Watching the hawks, I recalled where I was a year ago. Early October 2009 marked the halfway point in my chemotherapy regimen, the switch from the Adriamycin and Cytoxan to the Taxol. I was managing pretty well, but not at all sure I’d be here now to see my children decorate the house once again for Halloween. It is said that cancer patients feel a special poignancy around the time of holidays and other life celebrations, and I can attest to the truth of that statement. I cannot put into words the tremendous relief I feel at being finished with treatment now. But I also cannot put into words the impact the diagnosis has had on my thinking. I see now that I am not invincible, but I can be resilient. The old Japanese saying is: Fall down seven times, stand up eight.

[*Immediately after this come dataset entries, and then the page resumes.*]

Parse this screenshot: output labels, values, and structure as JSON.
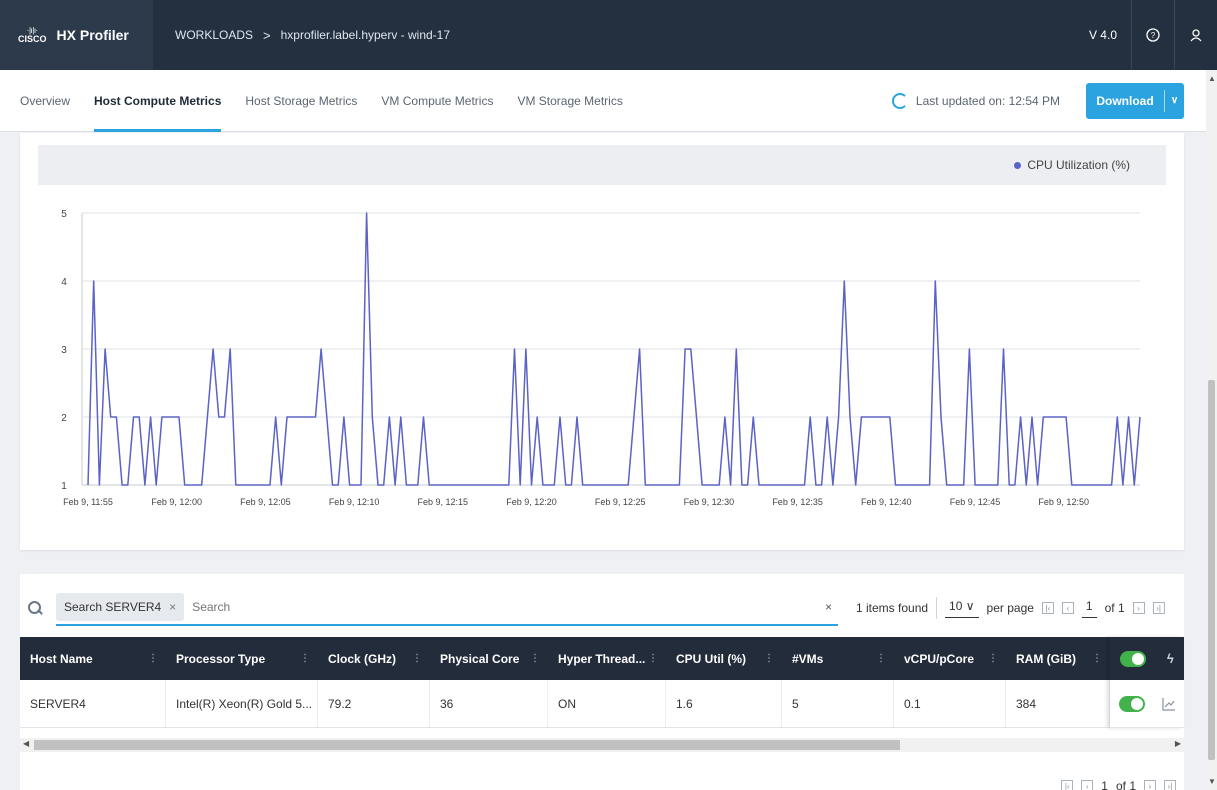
{
  "header": {
    "logo_top": "·|ı|ı·",
    "logo_word": "CISCO",
    "app_name": "HX Profiler",
    "breadcrumb": [
      "WORKLOADS",
      "hxprofiler.label.hyperv - wind-17"
    ],
    "breadcrumb_sep": ">",
    "version": "V 4.0",
    "help_icon": "help-circle-icon",
    "user_icon": "user-icon"
  },
  "tabs": [
    {
      "label": "Overview",
      "active": false
    },
    {
      "label": "Host Compute Metrics",
      "active": true
    },
    {
      "label": "Host Storage Metrics",
      "active": false
    },
    {
      "label": "VM Compute Metrics",
      "active": false
    },
    {
      "label": "VM Storage Metrics",
      "active": false
    }
  ],
  "status": {
    "last_updated": "Last updated on: 12:54 PM",
    "download_label": "Download",
    "download_caret": "∨"
  },
  "chart_data": {
    "type": "line",
    "legend": [
      "CPU Utilization (%)"
    ],
    "legend_position": "top-right",
    "ylim": [
      1,
      5
    ],
    "yticks": [
      1,
      2,
      3,
      4,
      5
    ],
    "xtick_labels": [
      "Feb 9, 11:55",
      "Feb 9, 12:00",
      "Feb 9, 12:05",
      "Feb 9, 12:10",
      "Feb 9, 12:15",
      "Feb 9, 12:20",
      "Feb 9, 12:25",
      "Feb 9, 12:30",
      "Feb 9, 12:35",
      "Feb 9, 12:40",
      "Feb 9, 12:45",
      "Feb 9, 12:50"
    ],
    "grid": true,
    "color": "#5b63c6",
    "series": [
      {
        "name": "CPU Utilization (%)",
        "values": [
          1,
          4,
          1,
          3,
          2,
          2,
          1,
          1,
          2,
          2,
          1,
          2,
          1,
          2,
          2,
          2,
          2,
          1,
          1,
          1,
          1,
          2,
          3,
          2,
          2,
          3,
          1,
          1,
          1,
          1,
          1,
          1,
          1,
          2,
          1,
          2,
          2,
          2,
          2,
          2,
          2,
          3,
          2,
          1,
          1,
          2,
          1,
          1,
          1,
          5,
          2,
          1,
          1,
          2,
          1,
          2,
          1,
          1,
          1,
          2,
          1,
          1,
          1,
          1,
          1,
          1,
          1,
          1,
          1,
          1,
          1,
          1,
          1,
          1,
          1,
          3,
          1,
          3,
          1,
          2,
          1,
          1,
          1,
          2,
          1,
          1,
          2,
          1,
          1,
          1,
          1,
          1,
          1,
          1,
          1,
          1,
          2,
          3,
          1,
          1,
          1,
          1,
          1,
          1,
          1,
          3,
          3,
          2,
          1,
          1,
          1,
          1,
          2,
          1,
          3,
          1,
          1,
          2,
          1,
          1,
          1,
          1,
          1,
          1,
          1,
          1,
          1,
          2,
          1,
          1,
          2,
          1,
          2,
          4,
          2,
          1,
          2,
          2,
          2,
          2,
          2,
          2,
          1,
          1,
          1,
          1,
          1,
          1,
          1,
          4,
          2,
          1,
          1,
          1,
          1,
          3,
          1,
          1,
          1,
          1,
          1,
          3,
          1,
          1,
          2,
          1,
          2,
          1,
          2,
          2,
          2,
          2,
          2,
          1,
          1,
          1,
          1,
          1,
          1,
          1,
          1,
          2,
          1,
          2,
          1,
          2
        ],
        "x_start": "Feb 9, 11:55",
        "x_end": "Feb 9, 12:54"
      }
    ]
  },
  "search": {
    "chip_label": "Search SERVER4",
    "chip_close": "×",
    "placeholder": "Search",
    "clear": "×"
  },
  "pager": {
    "items_found": "1 items found",
    "per_page_value": "10",
    "per_page_caret": "∨",
    "per_page_label": "per page",
    "page_current": "1",
    "page_of": "of 1"
  },
  "table": {
    "columns": [
      "Host Name",
      "Processor Type",
      "Clock (GHz)",
      "Physical Core",
      "Hyper Thread...",
      "CPU Util (%)",
      "#VMs",
      "vCPU/pCore",
      "RAM (GiB)"
    ],
    "sort_glyph": "⋮",
    "rows": [
      {
        "host": "SERVER4",
        "processor": "Intel(R) Xeon(R) Gold 5...",
        "clock": "79.2",
        "cores": "36",
        "ht": "ON",
        "cpu": "1.6",
        "vms": "5",
        "vcpu": "0.1",
        "ram": "384"
      }
    ]
  },
  "bottom_pager": {
    "page_current": "1",
    "page_of": "of 1"
  }
}
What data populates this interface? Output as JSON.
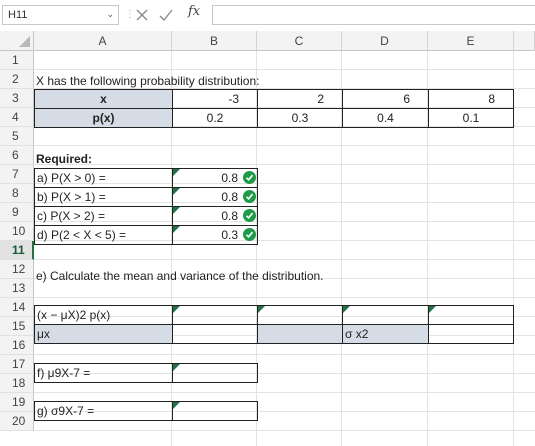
{
  "formula_bar": {
    "name_box": "H11",
    "fx_label": "fx",
    "formula": ""
  },
  "columns": [
    "A",
    "B",
    "C",
    "D",
    "E"
  ],
  "rows": [
    "1",
    "2",
    "3",
    "4",
    "5",
    "6",
    "7",
    "8",
    "9",
    "10",
    "11",
    "12",
    "13",
    "14",
    "15",
    "16",
    "17",
    "18",
    "19",
    "20"
  ],
  "selected_row": "11",
  "sheet": {
    "intro": "X has the following probability distribution:",
    "table": {
      "x_label": "x",
      "p_label": "p(x)",
      "x_values": [
        "-3",
        "2",
        "6",
        "8"
      ],
      "p_values": [
        "0.2",
        "0.3",
        "0.4",
        "0.1"
      ]
    },
    "required_label": "Required:",
    "questions": [
      {
        "label": "a) P(X > 0) =",
        "answer": "0.8"
      },
      {
        "label": "b) P(X > 1) =",
        "answer": "0.8"
      },
      {
        "label": "c) P(X > 2) =",
        "answer": "0.8"
      },
      {
        "label": "d) P(2 < X < 5) =",
        "answer": "0.3"
      }
    ],
    "part_e": "e) Calculate the mean and variance of the distribution.",
    "row14_label": "(x − μX)2 p(x)",
    "row15_label": "μx",
    "row15_sigma": "σ x2",
    "part_f": "f) μ9X-7 =",
    "part_g": "g) σ9X-7 ="
  },
  "colors": {
    "accent": "#217346",
    "shade": "#d6dce5",
    "check": "#1e9b46"
  }
}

Though I can’t yet pin down all the internal changes brought about by having had cancer, I can register the external differences from a year ago. I still carry colorful rocks in my pocket and Sts. Peregrine and Anthony hang round my neck. For awhile, I was obsessed with reading the obituaries in the local paper. When it became too disturbing to see so many deaths from cancer, I quit reading.
The shelf in my shower once again holds too many shampoo bottles. The scarves and hats that rested on the chest at the foot of my bed are gone. Some found their way back to the oncology center, some are tucked away in a drawer, and the regal purple one with the gold thread is now in my daughter’s closet. The mouth rinse no longer sits on the bathroom counter, and the refrigerator is empty of syringes. Best of all, I can once again race up stairs and climb the driveway to the mailbox without having to stop for breath.

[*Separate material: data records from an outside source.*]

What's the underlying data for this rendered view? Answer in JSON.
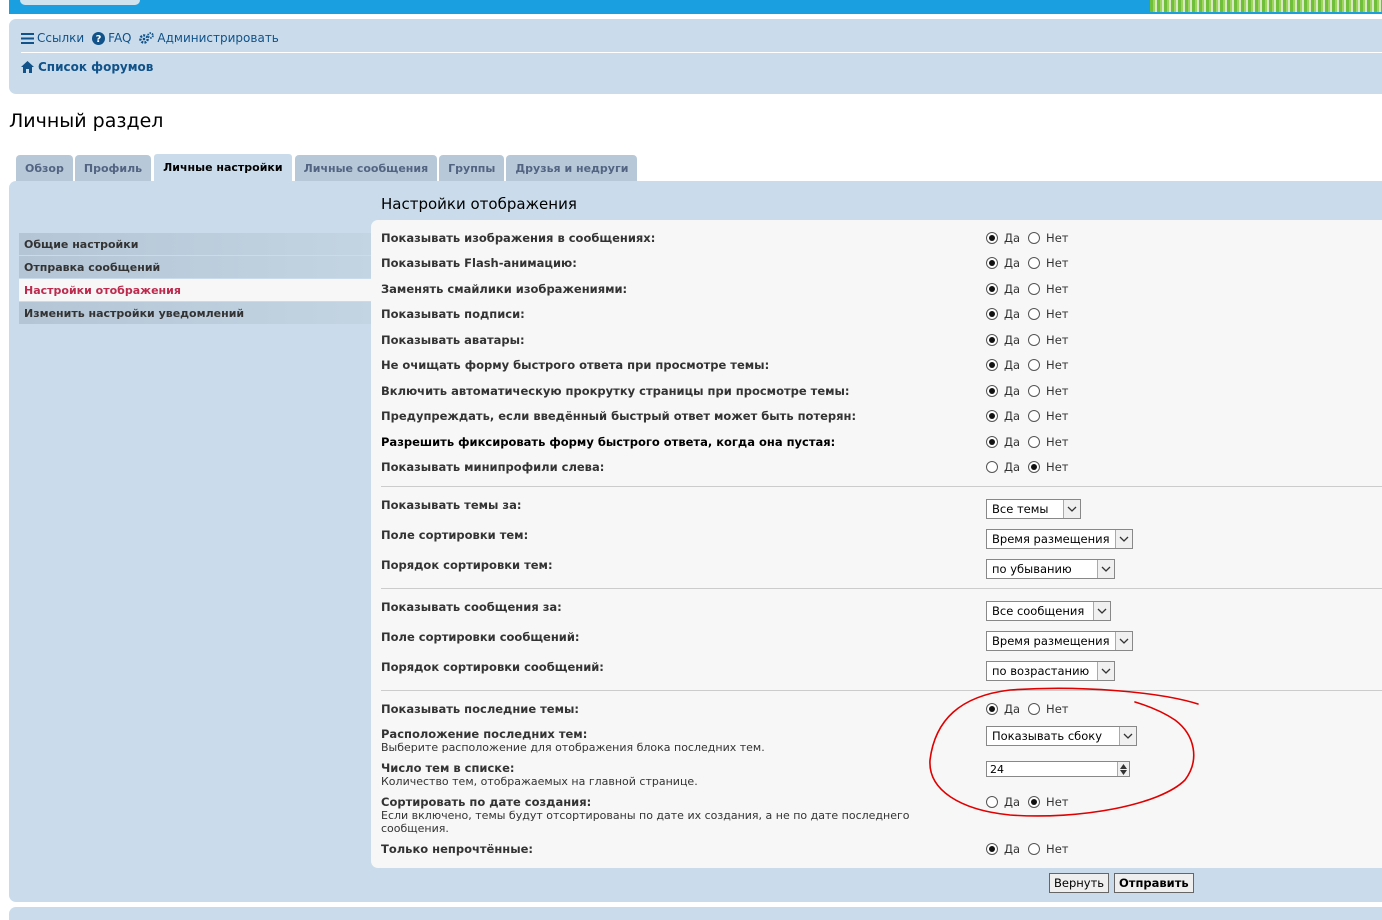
{
  "header": {
    "navlinks": [
      "Ссылки",
      "FAQ",
      "Администрировать"
    ],
    "breadcrumb": "Список форумов"
  },
  "page_title": "Личный раздел",
  "tabs": [
    "Обзор",
    "Профиль",
    "Личные настройки",
    "Личные сообщения",
    "Группы",
    "Друзья и недруги"
  ],
  "active_tab": "Личные настройки",
  "side_menu": [
    "Общие настройки",
    "Отправка сообщений",
    "Настройки отображения",
    "Изменить настройки уведомлений"
  ],
  "active_menu": "Настройки отображения",
  "section_title": "Настройки отображения",
  "radio_labels": {
    "yes": "Да",
    "no": "Нет"
  },
  "display_options": [
    {
      "label": "Показывать изображения в сообщениях:",
      "value": "Да"
    },
    {
      "label": "Показывать Flash-анимацию:",
      "value": "Да"
    },
    {
      "label": "Заменять смайлики изображениями:",
      "value": "Да"
    },
    {
      "label": "Показывать подписи:",
      "value": "Да"
    },
    {
      "label": "Показывать аватары:",
      "value": "Да"
    },
    {
      "label": "Не очищать форму быстрого ответа при просмотре темы:",
      "value": "Да"
    },
    {
      "label": "Включить автоматическую прокрутку страницы при просмотре темы:",
      "value": "Да"
    },
    {
      "label": "Предупреждать, если введённый быстрый ответ может быть потерян:",
      "value": "Да"
    },
    {
      "label": "Разрешить фиксировать форму быстрого ответа, когда она пустая:",
      "value": "Да"
    },
    {
      "label": "Показывать минипрофили слева:",
      "value": "Нет"
    }
  ],
  "topic_options": [
    {
      "label": "Показывать темы за:",
      "value": "Все темы"
    },
    {
      "label": "Поле сортировки тем:",
      "value": "Время размещения"
    },
    {
      "label": "Порядок сортировки тем:",
      "value": "по убыванию"
    }
  ],
  "post_options": [
    {
      "label": "Показывать сообщения за:",
      "value": "Все сообщения"
    },
    {
      "label": "Поле сортировки сообщений:",
      "value": "Время размещения"
    },
    {
      "label": "Порядок сортировки сообщений:",
      "value": "по возрастанию"
    }
  ],
  "recent_topics": {
    "show_label": "Показывать последние темы:",
    "show_value": "Да",
    "position_label": "Расположение последних тем:",
    "position_desc": "Выберите расположение для отображения блока последних тем.",
    "position_value": "Показывать сбоку",
    "count_label": "Число тем в списке:",
    "count_desc": "Количество тем, отображаемых на главной странице.",
    "count_value": "24",
    "sort_label": "Сортировать по дате создания:",
    "sort_desc": "Если включено, темы будут отсортированы по дате их создания, а не по дате последнего сообщения.",
    "sort_value": "Нет",
    "unread_label": "Только непрочтённые:",
    "unread_value": "Да"
  },
  "buttons": {
    "reset": "Вернуть",
    "submit": "Отправить"
  },
  "colors": {
    "panel_bg": "#cadceb",
    "content_bg": "#f7f7f7",
    "link": "#105289",
    "active_menu": "#bc2a4d",
    "annotation": "#e00000"
  }
}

As I drive by the oncology center on my way to work, I look at the large tree by the windows and recall watching it lose its leaves last year as I sat inside with the chemotherapy nurses. I think about those brave people in there now, working or getting their treatment. It was a good place to be during a time of terror, but I’m glad to be on this side of those windows. I never want to go there again.
Instead I want to contemplate: What indeed do the squirrels know?